In one of my previous posts I wrote about training techniques used in Natural Horsemanship: Pressure and Release. I guess my love of horses has caused my psychology to evolve accordingly. I chuckle about this now, but it truly is remarkable how accurate it is. I’ve been under immense pressure for most of my young life, most of the pressure from my mom and the rest from myself. Physical pressure – I can handle it. Mental pressure – Bring it. But emotional pressure… I’m weak. I can’t take much before I’m completely exhausted and worn out. Without knowing it, my mom’s pressure has been wearing me out more and more with each fight.
At the beginning of this month, I honestly felt like I wasn’t going to live for much longer. Selfish and stupid of me, I know, but I was so tired of being a failure, you know? Nothing I ever did seemed acceptable. It was either stupid or a waste of precious time, despite the fact that these things make me happy… I’m sure you’ll be able to see where the confusion and self doubt came in… All of that pressure from my mom’s side, 20 years’ worth of pressure, suddenly disappeared after that last fight… She said she would no longer do this to me, or to herself. She said she was giving up on me. Harsh, right?
Wrong. Twisted as it may be, I felt relieved. I had immediately gained a small sense of freedom – the pressure had been released and I was free to decide for myself. I was no longer being forced to decide. God, did that feel good! I feel liberated… She assured me that she would always support me, and she promised that she would not interfere again. She always keeps her promises. And you know what I did? I did what she’d always tried to force me to do… But on my own terms. Maybe we do have a massive trust issue between the two of u – she can’t trust me and I can’t trust her. Or could it be that she can’t trust me and I have yet to trust myself…?

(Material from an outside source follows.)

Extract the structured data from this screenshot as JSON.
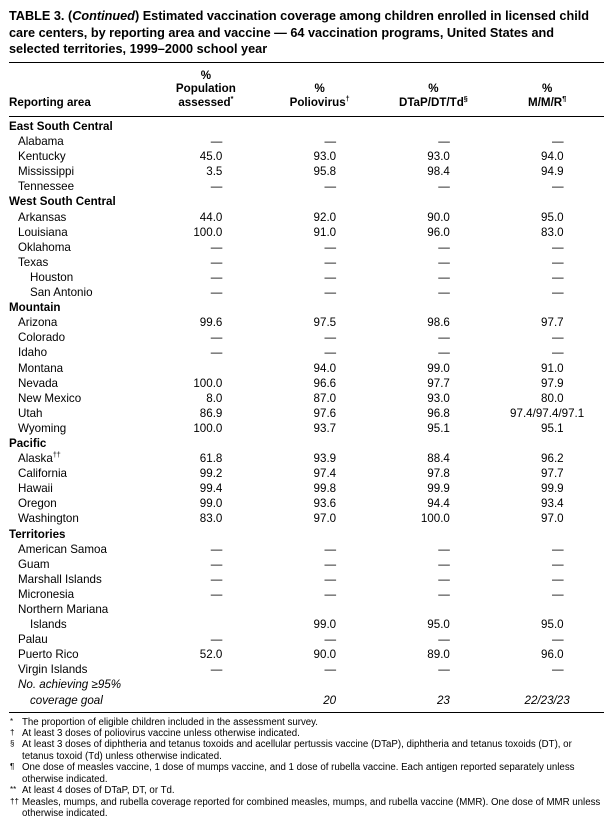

Whatever it could be, I’m on my way to finding out. This feels good. I’m cautious and I have not taken any major leaps yet… I’m still testing the waters. Even though you cannot stop the waves, you can learn to surf and ride it out until things go your way. But as with anything in life, you have to learn to let things go. It’s a major leap of courage and faith, even when you think you’re “giving up”. It’s courage. Nothing less. My mom let go of the reins and she’s letting me roam. I’ve learnt that I can do whatever the hell I wish – I just need to let go of my fear and the slave mentality that I have locked myself in, and realize that I am in control.
I’m emerging from the mud, and I’m smiling.